Pelajaran Iman di Balik Derita dan Kesuksesan

Bagi banyak orang, Ciputra adalah simbol kesuksesan, seorang visioner, dan sosok pemimpin tangguh. Namun, di balik pencapaiannya, tersimpan kisah-kisah tentang penderitaan, pertobatan, dan perubahan diri yang menyentuh hati.

Salah satu titik balik terbesar dalam hidupnya terjadi pasca-krisis moneter 1998. Krisis tersebut bukan hanya mengguncang perusahaannya, tetapi juga mengguncang fondasi jiwanya. Dari kehancuran itulah, Ciputra justru menemukan makna baru dalam hidupnya.

“Orang-orang mengatakan, setelah krismon, Ciputra menjadi lebih penyabar. Itu benar,” tuturnya.

Refleksi atas kegagalan dan keselamatan yang dialaminya membawanya pada perenungan yang dalam. Ia melihat kembali potret dirinya di masa lalu, seorang pribadi yang keras, pemarah, dan tak jarang menggelegar dalam kemarahan.

“Saya melihat diri saya dalam tampilan yang menyedihkan. Saya pemarah dan galak, dengan suara menggelegar. Apa yang saya kejar? Toh di tahun 1998 saya dijatuhkan begitu telaknya,” tegasnya.

Pengalaman krisis membuatnya sadar bahwa semua yang ia kejar, yakni kekuasaan, harta, kejayaan, bisa hilang sekejap mata. Ia pun mulai melembutkan hatinya dan menata ulang relasinya dengan Tuhan.

“Saya bukan siapa-siapa di hadapan Tuhan. Saya manusia lemah. Oleh sebab itu, saya merevisi sikap-sikap yang pasti tidak berkenan di mata Tuhan. Saya melakukan perubahan itu tanpa gengsi,” paparnya.

Bagi Ciputra, perubahan itu bukan sekadar transisi spiritual, tapi sebuah transformasi menyeluruh dalam hidup. Namun, ujian belum selesai.

Pada pertengahan dekade 2000-an, ia mengalami penderitaan fisik yang luar biasa. Nyeri hebat di bahunya membuat aktivitas sehari-hari menjadi sangat menyakitkan.

“Begitu sakitnya hingga untuk mengangkat lengan saja saya tak bisa. Mandi sulit. Berganti baju sulit. Tidur kesakitan. Hidup terasa sengsara,” ujarnya.

Berbulan-bulan ia bertahan dalam diam, mencoba berbagai pengobatan di Jakarta. Namun rasa sakit semakin tak tertahankan. Hingga akhirnya ia mendengar saran untuk menjalani operasi di Perth, Australia, oleh seorang dokter ahli bernama Dr. Peter Campbell.
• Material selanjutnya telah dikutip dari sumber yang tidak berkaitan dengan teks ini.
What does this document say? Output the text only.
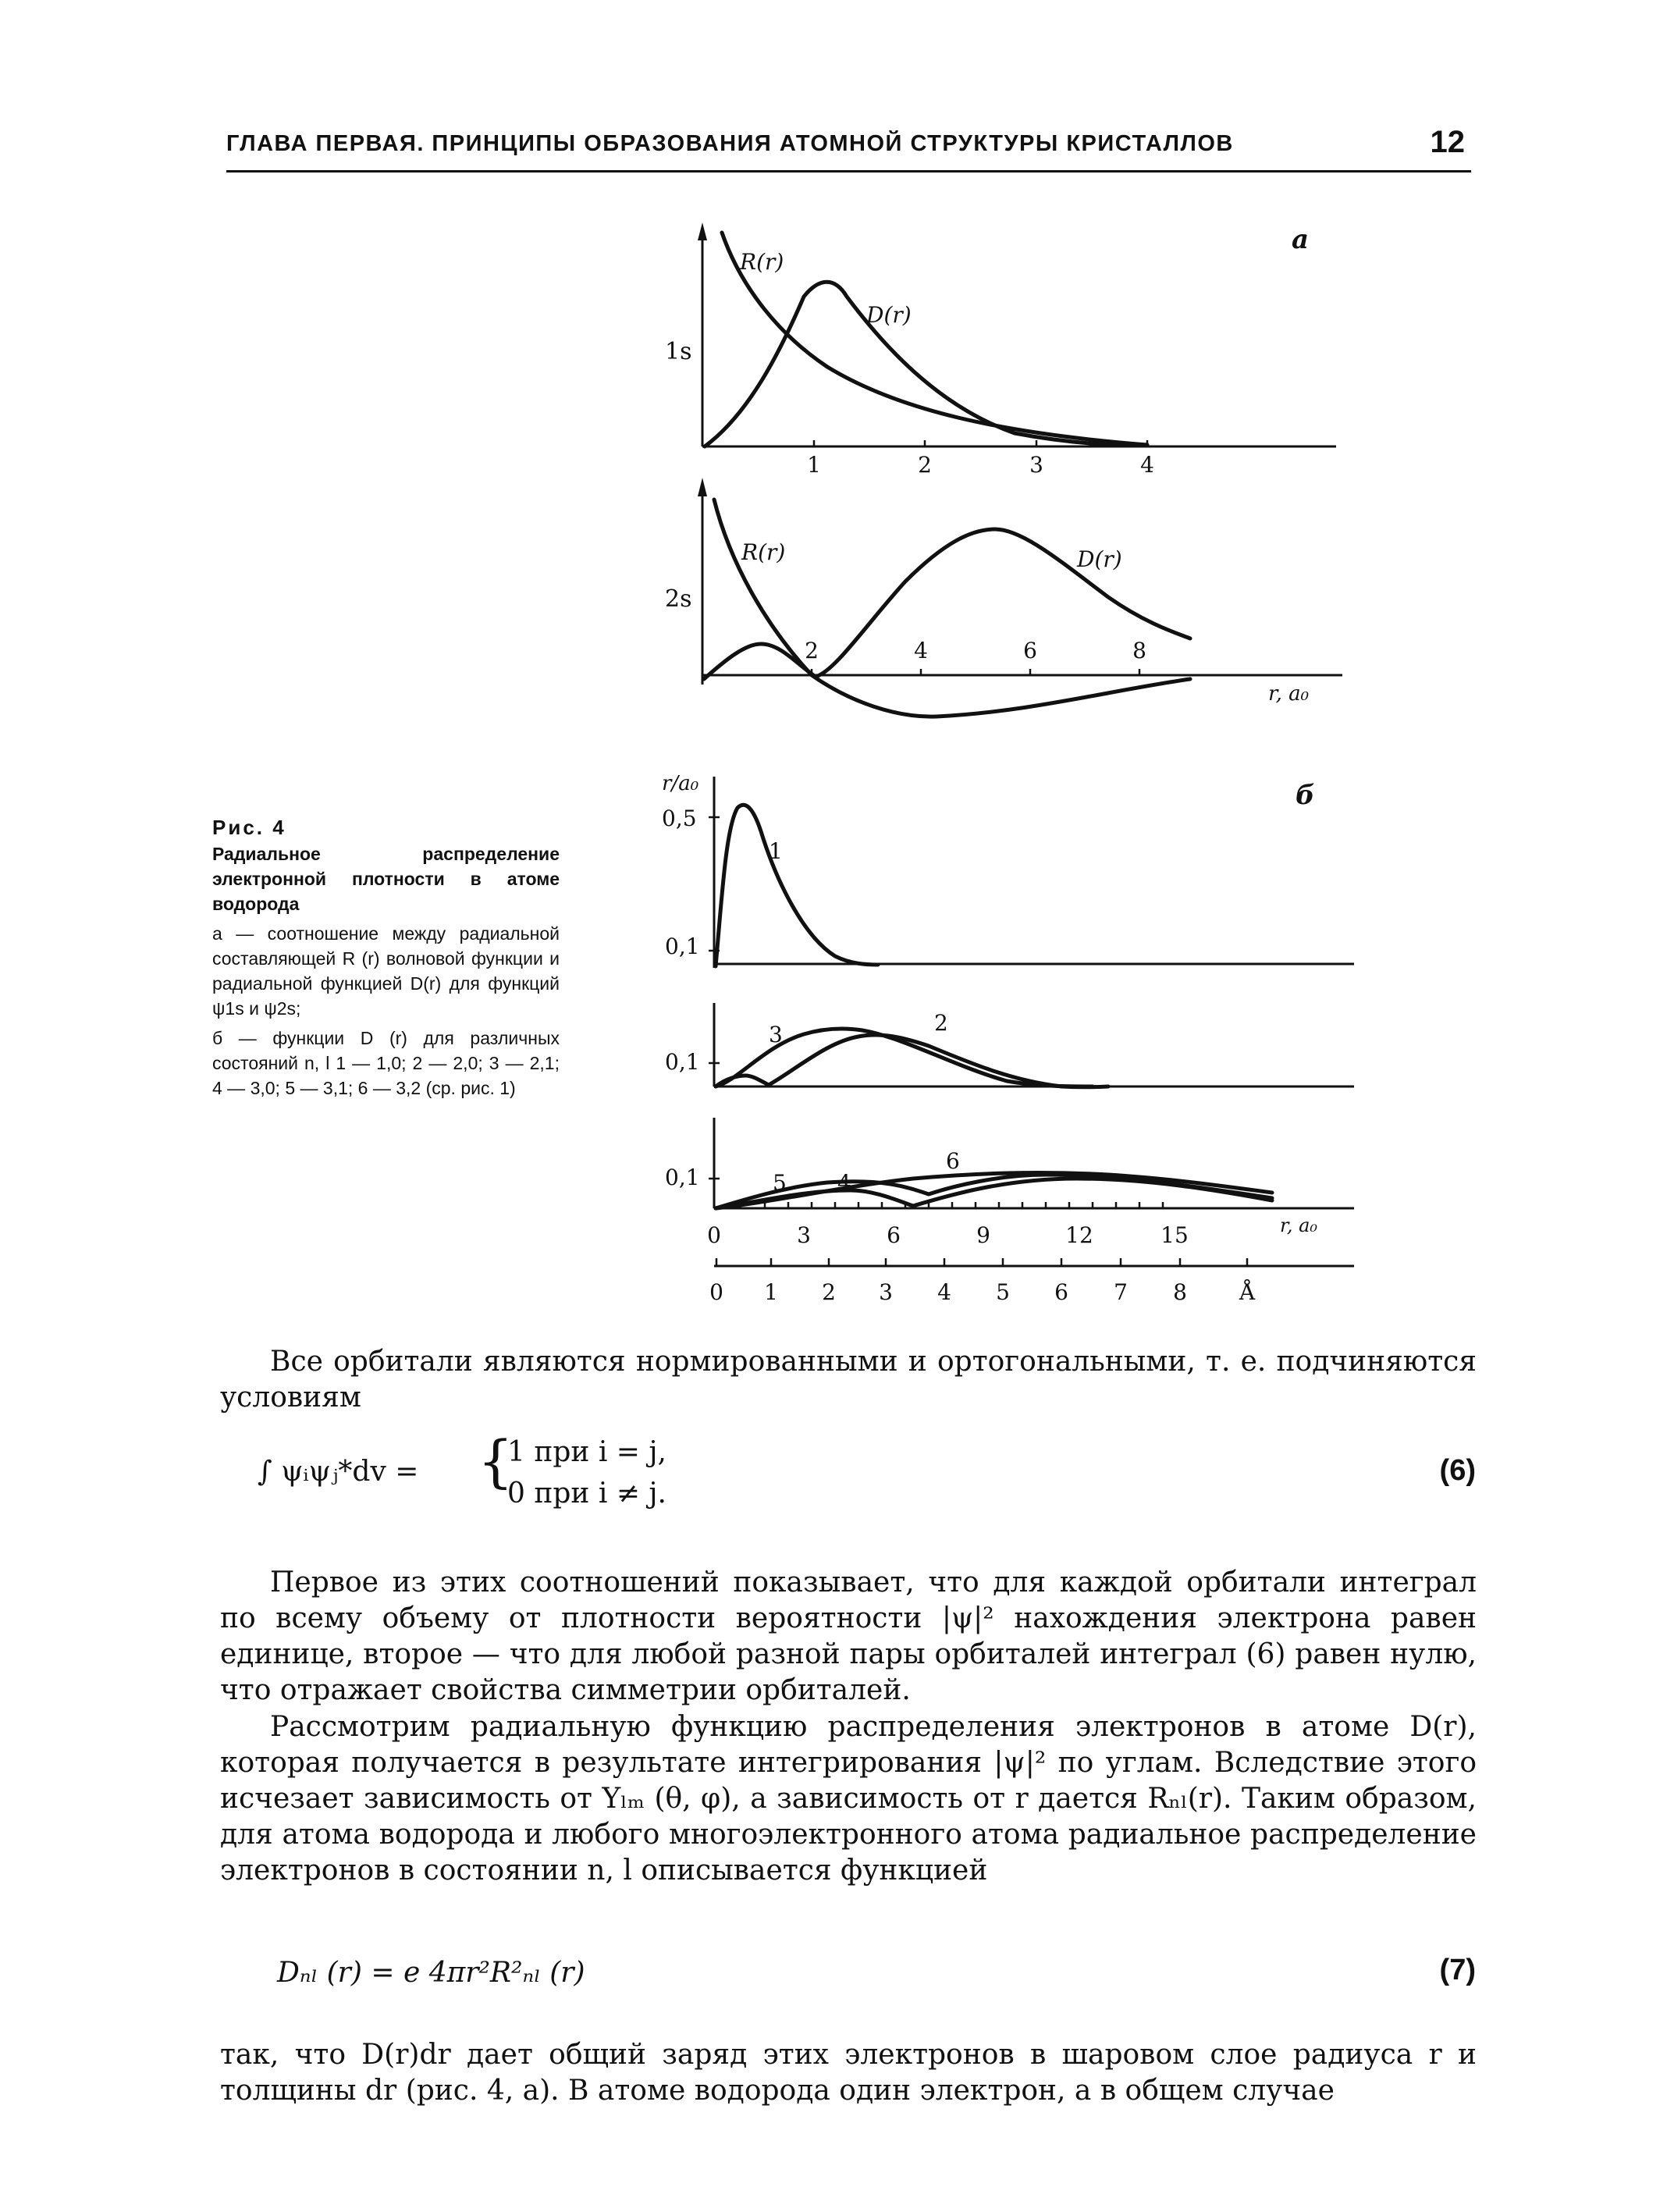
ГЛАВА ПЕРВАЯ. ПРИНЦИПЫ ОБРАЗОВАНИЯ АТОМНОЙ СТРУКТУРЫ КРИСТАЛЛОВ	12
1	2	3	4
R(r)
D(r)
1s
а
2	4	6	8
R(r)	D(r)
2s
r, a₀
r/a₀	б
0,5
0,1
1
0,1
3	2
0,1	5 4
6
0	3	6	9	12	15	r, a₀
0 1 2 3 4 5 6 7 8 Å
Рис. 4
Радиальное распределение электронной плотности в атоме водорода
а — соотношение между радиальной составляющей R (r) волновой функции и радиальной функцией D(r) для функций ψ1s и ψ2s;
б — функции D (r) для различных состояний n, l 1 — 1,0; 2 — 2,0; 3 — 2,1; 4 — 3,0; 5 — 3,1; 6 — 3,2 (ср. рис. 1)

Все орбитали являются нормированными и ортогональными, т. е. подчиняются условиям

∫ ψᵢψⱼ*dv = {
1 при i = j,
0 при i ≠ j.
(6)

Первое из этих соотношений показывает, что для каждой орбитали интеграл по всему объему от плотности вероятности |ψ|² нахождения электрона равен единице, второе — что для любой разной пары орбиталей интеграл (6) равен нулю, что отражает свойства симметрии орбиталей.

Рассмотрим радиальную функцию распределения электронов в атоме D(r), которая получается в результате интегрирования |ψ|² по углам. Вследствие этого исчезает зависимость от Yₗₘ (θ, φ), а зависимость от r дается Rₙₗ(r). Таким образом, для атома водорода и любого многоэлектронного атома радиальное распределение электронов в состоянии n, l описывается функцией

Dₙₗ (r) = e 4πr²R²ₙₗ (r)	(7)

так, что D(r)dr дает общий заряд этих электронов в шаровом слое радиуса r и толщины dr (рис. 4, а). В атоме водорода один электрон, а в общем случае
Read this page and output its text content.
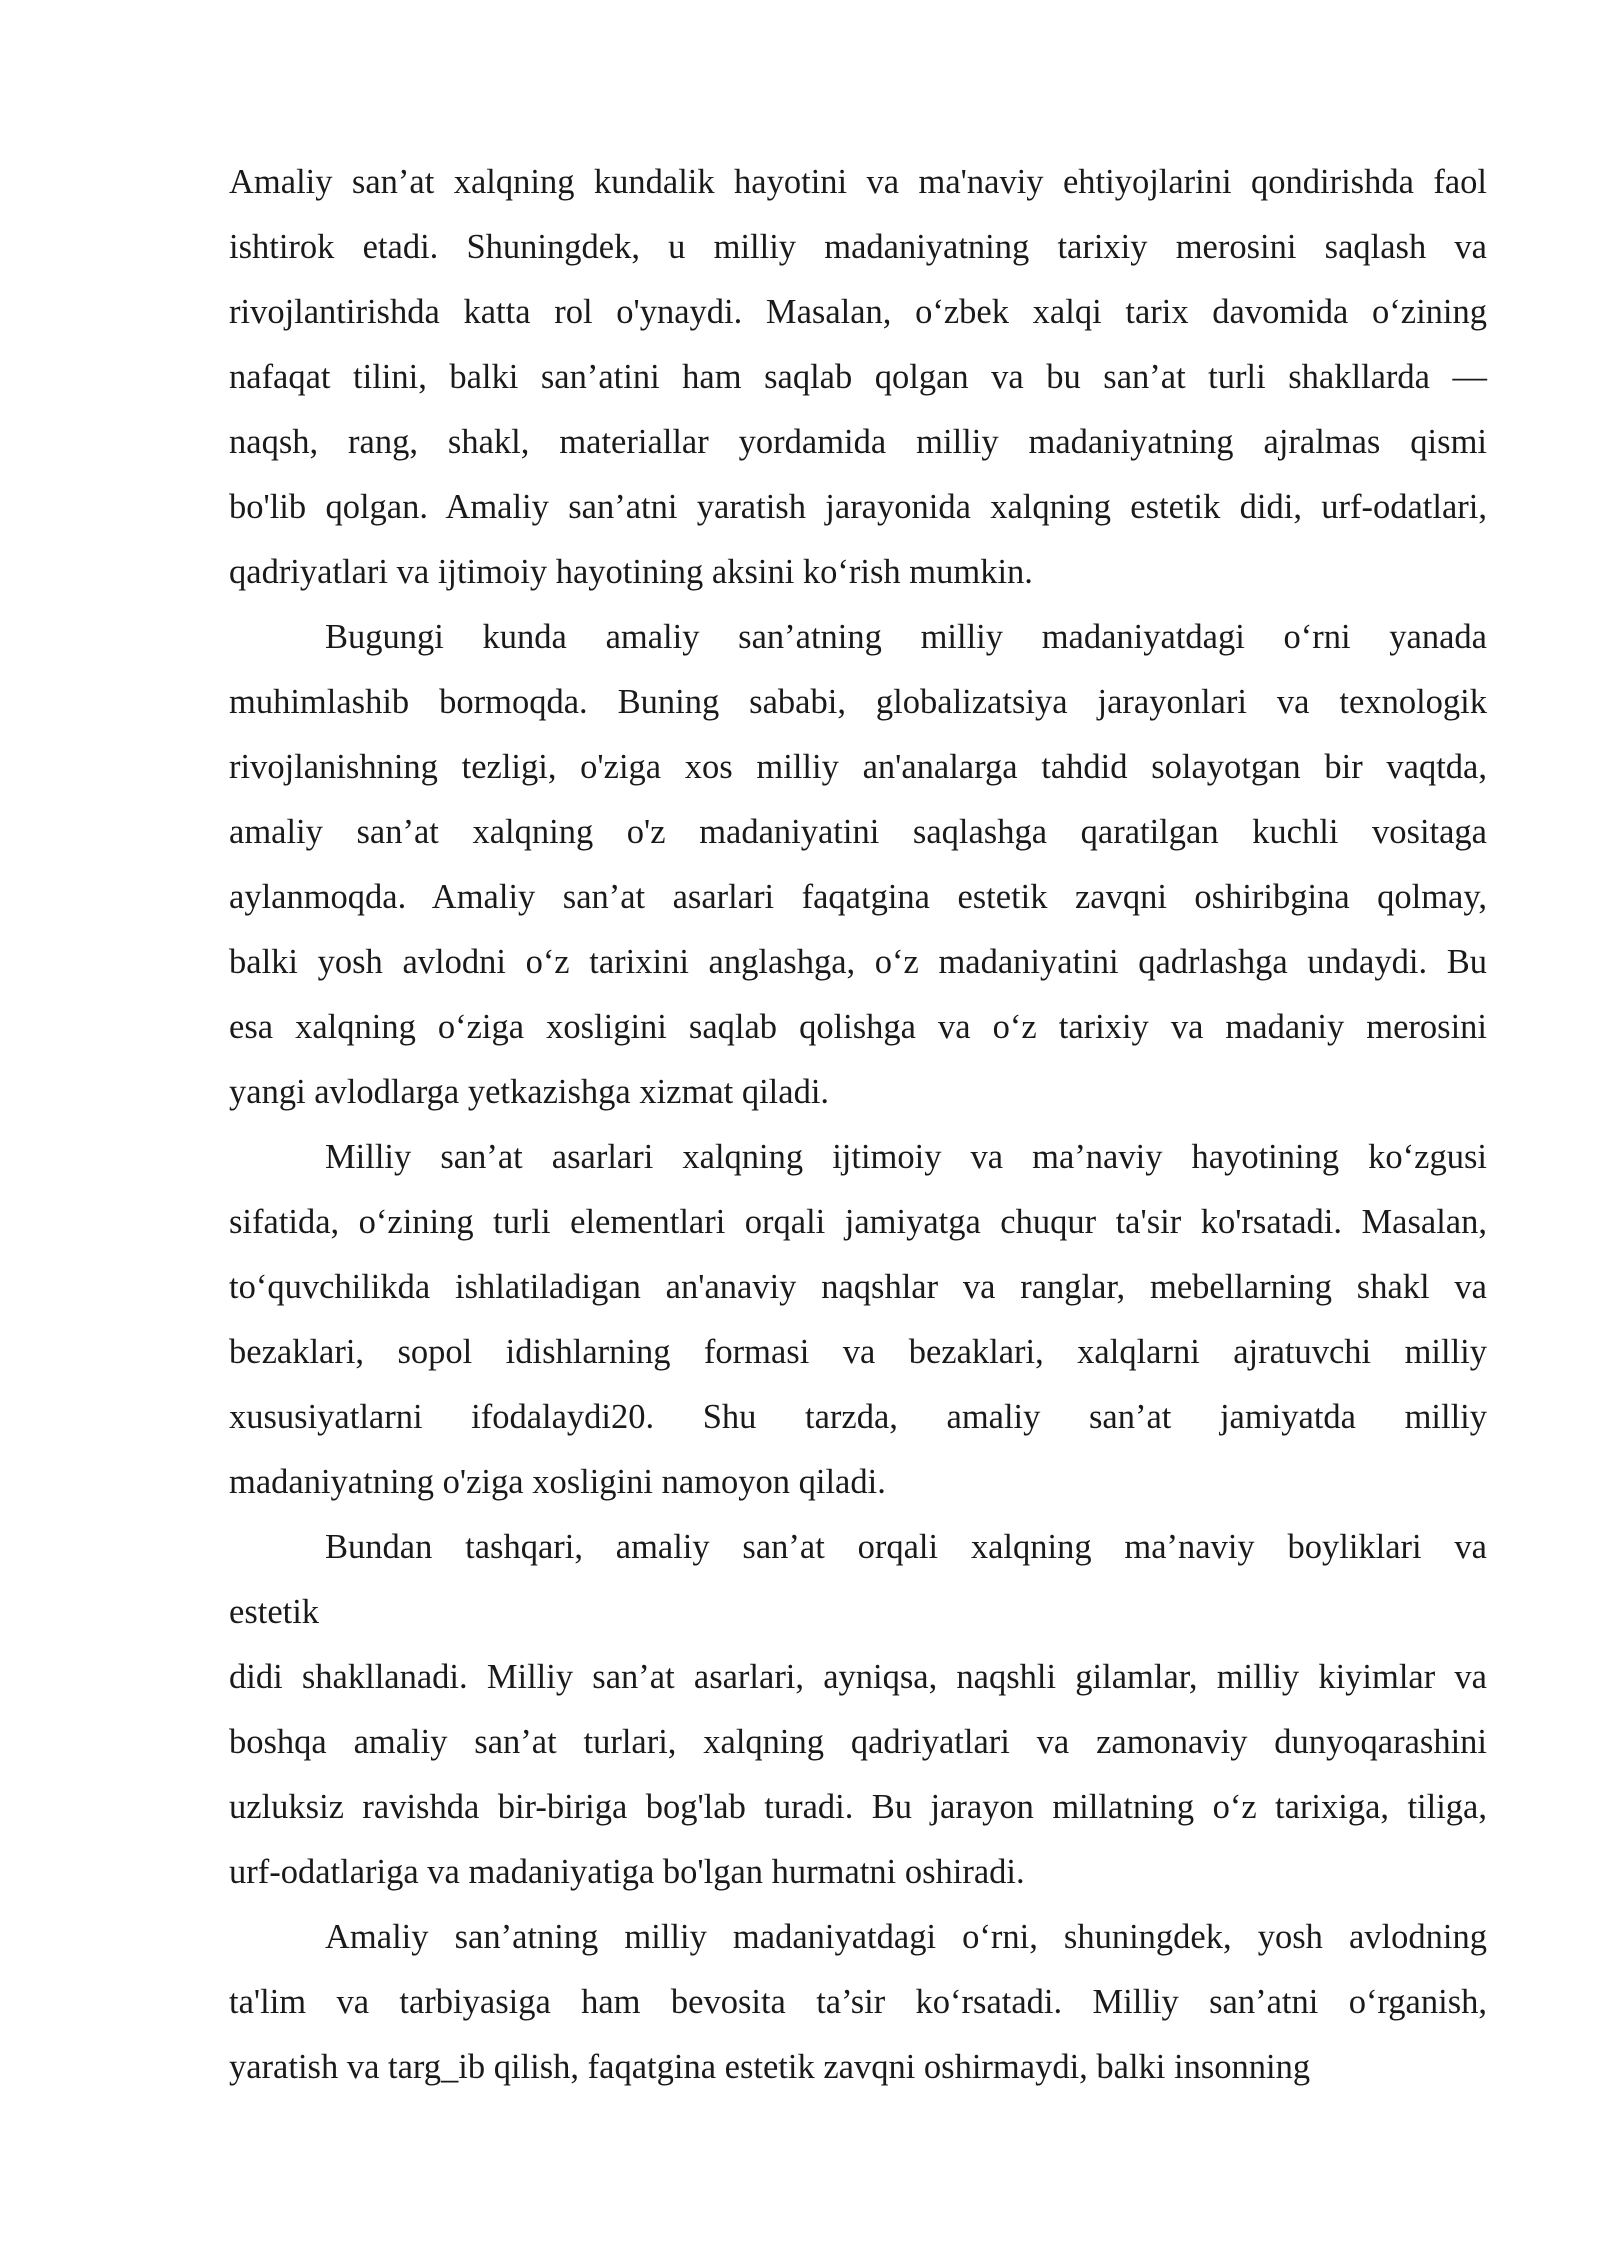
Amaliy san’at xalqning kundalik hayotini va ma'naviy ehtiyojlarini qondirishda faol
ishtirok etadi. Shuningdek, u milliy madaniyatning tarixiy merosini saqlash va
rivojlantirishda katta rol o'ynaydi. Masalan, o‘zbek xalqi tarix davomida o‘zining
nafaqat tilini, balki san’atini ham saqlab qolgan va bu san’at turli shakllarda —
naqsh, rang, shakl, materiallar yordamida milliy madaniyatning ajralmas qismi
bo'lib qolgan. Amaliy san’atni yaratish jarayonida xalqning estetik didi, urf-odatlari,
qadriyatlari va ijtimoiy hayotining aksini ko‘rish mumkin.
Bugungi kunda amaliy san’atning milliy madaniyatdagi o‘rni yanada
muhimlashib bormoqda. Buning sababi, globalizatsiya jarayonlari va texnologik
rivojlanishning tezligi, o'ziga xos milliy an'analarga tahdid solayotgan bir vaqtda,
amaliy san’at xalqning o'z madaniyatini saqlashga qaratilgan kuchli vositaga
aylanmoqda. Amaliy san’at asarlari faqatgina estetik zavqni oshiribgina qolmay,
balki yosh avlodni o‘z tarixini anglashga, o‘z madaniyatini qadrlashga undaydi. Bu
esa xalqning o‘ziga xosligini saqlab qolishga va o‘z tarixiy va madaniy merosini
yangi avlodlarga yetkazishga xizmat qiladi.
Milliy san’at asarlari xalqning ijtimoiy va ma’naviy hayotining ko‘zgusi
sifatida, o‘zining turli elementlari orqali jamiyatga chuqur ta'sir ko'rsatadi. Masalan,
to‘quvchilikda ishlatiladigan an'anaviy naqshlar va ranglar, mebellarning shakl va
bezaklari, sopol idishlarning formasi va bezaklari, xalqlarni ajratuvchi milliy
xususiyatlarni ifodalaydi20. Shu tarzda, amaliy san’at jamiyatda milliy
madaniyatning o'ziga xosligini namoyon qiladi.
Bundan tashqari, amaliy san’at orqali xalqning ma’naviy boyliklari va
estetik
didi shakllanadi. Milliy san’at asarlari, ayniqsa, naqshli gilamlar, milliy kiyimlar va
boshqa amaliy san’at turlari, xalqning qadriyatlari va zamonaviy dunyoqarashini
uzluksiz ravishda bir-biriga bog'lab turadi. Bu jarayon millatning o‘z tarixiga, tiliga,
urf-odatlariga va madaniyatiga bo'lgan hurmatni oshiradi.
Amaliy san’atning milliy madaniyatdagi o‘rni, shuningdek, yosh avlodning
ta'lim va tarbiyasiga ham bevosita ta’sir ko‘rsatadi. Milliy san’atni o‘rganish,
yaratish va targ_ib qilish, faqatgina estetik zavqni oshirmaydi, balki insonning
“Semula saya keberatan dioperasi. Tapi akhirnya, karena sudah begitu putus asa dengan rasa sakit yang tak tertahankan itu, saya menyerah. Saya bersedia dioperasi,” ungkap Ciputra.

Dengan didampingi keluarga dan sahabat dekat sekaligus dokter ortopedi dari Singapura, Dr. Kevin Yip, Ir. Ciputra terbang ke Perth. Di sana, ia menanti hari operasi dengan harap-harap cemas, menginap di sebuah hotel, merenungi perjalanan hidup yang telah membentuknya.

“Karunia Tuhan terus diberikan dalam hidup saya,” ucapnya penuh syukur.